Steve York always had a great story to tell – a historical background to a photo or a video with him in – and it didn’t feel too surprising, given the bassist extraordinaire graced many a significant ensemble with his sonic presence. Sonic – because York prefered to stay in the back (the background, you see?) and be heard rather than seen. That’s why a lot of rock connoisseurs may not realize it was Steve who laid down bottom end on such remarkable albums as Marianne Faithfull’s “Broken English” for which he co-penned a few numbers, or EAST OF EDEN’s “Mercator Projected” that featured not only his four strings but also his harmonica.
These two LPs seemed to measure the breadth of York’s stylistic reach – yet one should remember Steve served as a staff member in the rhythm-and-blues heroes VINEGAR JOE, together with Elkie Brooks and Robert Palmer, and obscure punk outfit KICKS, with Paul Rudolph on guitar, and that’s without mentioning his powerful contribution to MANFRED MANN CHAPTER THREE and “That’s The Way We Are” by CHICKEN SHACK.
Among those the veteran played with were Eric Clapton and Chuck Berry, Arthur Brown and Laura Branigan – the last two pulled him in the studio, too; York’s bass boomed on the platters by Dr. John and Graham Bond, Joan Armatrading and Sam Mitchell. There was no time for a solo career, and Steve was quite humble to embark on such an enterprise, but still he came up with a project called CAMELO PARDALIS: a kind of concept album which featured his friends, including KING CRIMSON’s Ian Wallace, Boz Burrell and Marc Charig, and PATTO’s Ollie Halsall and Mike Patto, who brought the bassist’s idea to life on “Manor Live” in 1973.

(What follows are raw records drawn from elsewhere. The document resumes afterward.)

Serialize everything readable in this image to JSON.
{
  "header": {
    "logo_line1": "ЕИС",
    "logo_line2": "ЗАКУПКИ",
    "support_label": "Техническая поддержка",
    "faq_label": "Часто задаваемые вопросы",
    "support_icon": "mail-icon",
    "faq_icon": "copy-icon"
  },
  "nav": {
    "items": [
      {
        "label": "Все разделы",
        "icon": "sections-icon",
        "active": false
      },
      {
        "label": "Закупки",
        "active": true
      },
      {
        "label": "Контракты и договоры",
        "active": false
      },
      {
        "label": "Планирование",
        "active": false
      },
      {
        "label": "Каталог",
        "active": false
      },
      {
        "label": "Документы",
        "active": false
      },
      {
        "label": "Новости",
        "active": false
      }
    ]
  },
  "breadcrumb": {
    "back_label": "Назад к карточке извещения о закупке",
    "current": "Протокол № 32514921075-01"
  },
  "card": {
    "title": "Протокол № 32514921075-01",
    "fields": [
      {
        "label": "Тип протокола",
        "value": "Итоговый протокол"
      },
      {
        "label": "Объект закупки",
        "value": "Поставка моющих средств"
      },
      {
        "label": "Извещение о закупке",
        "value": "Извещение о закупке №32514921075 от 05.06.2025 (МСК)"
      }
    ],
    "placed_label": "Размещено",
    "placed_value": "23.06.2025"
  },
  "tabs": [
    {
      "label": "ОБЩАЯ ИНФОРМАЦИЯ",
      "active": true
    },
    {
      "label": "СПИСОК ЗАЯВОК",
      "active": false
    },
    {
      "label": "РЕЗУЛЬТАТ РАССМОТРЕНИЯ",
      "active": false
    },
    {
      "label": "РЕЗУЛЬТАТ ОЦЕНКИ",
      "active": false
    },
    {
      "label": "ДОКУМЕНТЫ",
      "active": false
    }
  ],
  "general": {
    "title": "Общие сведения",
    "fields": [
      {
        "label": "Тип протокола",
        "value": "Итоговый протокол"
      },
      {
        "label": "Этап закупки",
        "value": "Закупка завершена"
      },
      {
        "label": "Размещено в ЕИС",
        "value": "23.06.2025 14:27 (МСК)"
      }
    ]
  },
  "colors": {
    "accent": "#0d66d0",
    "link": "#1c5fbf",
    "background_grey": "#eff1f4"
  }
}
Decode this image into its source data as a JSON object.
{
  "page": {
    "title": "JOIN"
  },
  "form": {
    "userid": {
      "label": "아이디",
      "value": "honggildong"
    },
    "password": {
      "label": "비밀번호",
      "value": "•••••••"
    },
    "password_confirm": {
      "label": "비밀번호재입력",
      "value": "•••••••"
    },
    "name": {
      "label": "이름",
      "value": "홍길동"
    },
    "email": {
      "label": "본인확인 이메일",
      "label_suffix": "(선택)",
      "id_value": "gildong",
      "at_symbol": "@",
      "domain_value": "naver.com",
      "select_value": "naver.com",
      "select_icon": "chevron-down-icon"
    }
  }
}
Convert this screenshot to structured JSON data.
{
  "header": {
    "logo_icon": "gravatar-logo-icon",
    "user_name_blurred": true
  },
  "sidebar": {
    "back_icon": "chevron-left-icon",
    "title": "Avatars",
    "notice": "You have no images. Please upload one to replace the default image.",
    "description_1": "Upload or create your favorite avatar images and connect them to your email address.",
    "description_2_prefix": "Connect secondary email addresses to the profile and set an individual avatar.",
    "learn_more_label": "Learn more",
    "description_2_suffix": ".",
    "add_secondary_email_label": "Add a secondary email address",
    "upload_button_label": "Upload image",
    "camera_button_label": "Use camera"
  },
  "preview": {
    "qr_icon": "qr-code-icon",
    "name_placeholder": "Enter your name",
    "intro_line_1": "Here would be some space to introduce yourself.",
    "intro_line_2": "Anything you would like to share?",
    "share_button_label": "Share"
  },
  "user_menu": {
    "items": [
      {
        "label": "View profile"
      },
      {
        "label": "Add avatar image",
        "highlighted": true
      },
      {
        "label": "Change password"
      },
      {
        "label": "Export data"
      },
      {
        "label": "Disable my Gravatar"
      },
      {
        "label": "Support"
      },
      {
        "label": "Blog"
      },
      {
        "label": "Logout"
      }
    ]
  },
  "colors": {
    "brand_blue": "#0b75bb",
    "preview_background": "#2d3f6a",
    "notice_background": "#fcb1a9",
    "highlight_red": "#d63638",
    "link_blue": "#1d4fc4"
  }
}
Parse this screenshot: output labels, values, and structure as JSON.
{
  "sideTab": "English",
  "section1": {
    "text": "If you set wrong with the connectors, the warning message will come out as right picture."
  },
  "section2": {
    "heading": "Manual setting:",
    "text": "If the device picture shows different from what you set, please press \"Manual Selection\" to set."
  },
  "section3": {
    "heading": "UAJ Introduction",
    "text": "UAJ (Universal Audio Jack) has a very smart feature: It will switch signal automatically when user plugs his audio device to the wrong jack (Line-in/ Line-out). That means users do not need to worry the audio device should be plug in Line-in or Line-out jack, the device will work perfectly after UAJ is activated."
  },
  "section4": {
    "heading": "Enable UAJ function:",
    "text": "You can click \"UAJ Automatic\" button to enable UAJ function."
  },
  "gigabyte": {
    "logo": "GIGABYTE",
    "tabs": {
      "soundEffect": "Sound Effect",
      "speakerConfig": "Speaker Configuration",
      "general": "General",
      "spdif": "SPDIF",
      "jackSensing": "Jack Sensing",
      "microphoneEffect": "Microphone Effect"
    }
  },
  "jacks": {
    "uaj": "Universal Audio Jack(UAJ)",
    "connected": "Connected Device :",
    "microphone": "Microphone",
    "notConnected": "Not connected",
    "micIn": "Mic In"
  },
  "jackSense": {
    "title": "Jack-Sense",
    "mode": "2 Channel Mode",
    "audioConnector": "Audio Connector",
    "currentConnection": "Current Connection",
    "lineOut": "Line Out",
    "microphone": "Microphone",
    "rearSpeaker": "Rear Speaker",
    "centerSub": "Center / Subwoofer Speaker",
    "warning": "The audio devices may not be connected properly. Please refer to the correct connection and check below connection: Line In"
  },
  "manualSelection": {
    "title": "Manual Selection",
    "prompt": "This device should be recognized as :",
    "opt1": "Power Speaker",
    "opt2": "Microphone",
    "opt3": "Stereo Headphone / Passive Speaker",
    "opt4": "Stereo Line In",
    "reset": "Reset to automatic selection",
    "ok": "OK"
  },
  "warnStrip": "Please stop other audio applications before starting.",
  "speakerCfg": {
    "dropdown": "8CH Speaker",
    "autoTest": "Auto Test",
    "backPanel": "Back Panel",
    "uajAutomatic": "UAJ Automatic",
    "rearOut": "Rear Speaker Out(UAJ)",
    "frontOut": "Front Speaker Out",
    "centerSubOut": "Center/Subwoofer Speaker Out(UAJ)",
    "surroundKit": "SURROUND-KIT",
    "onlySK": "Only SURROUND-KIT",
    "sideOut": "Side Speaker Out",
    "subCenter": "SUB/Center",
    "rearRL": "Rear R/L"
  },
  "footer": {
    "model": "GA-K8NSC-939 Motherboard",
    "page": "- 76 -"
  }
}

Steve continued to play until last year when he was diagnosed with cancer. York tried to remain positive even when insurance company let him down. Steve even tried to be hopeful a few days ago when his and his wife’s tests for Covid-19 detected the virus and then his test proved to be negative. Sadly, when Lisa came back from hospital today she found that her husband has passed away, aged 72. Finally free from pain, Steve York went for the great gig in the sky. He will be sorely missed, and I can’t forgive myself for delaying the interview we planned.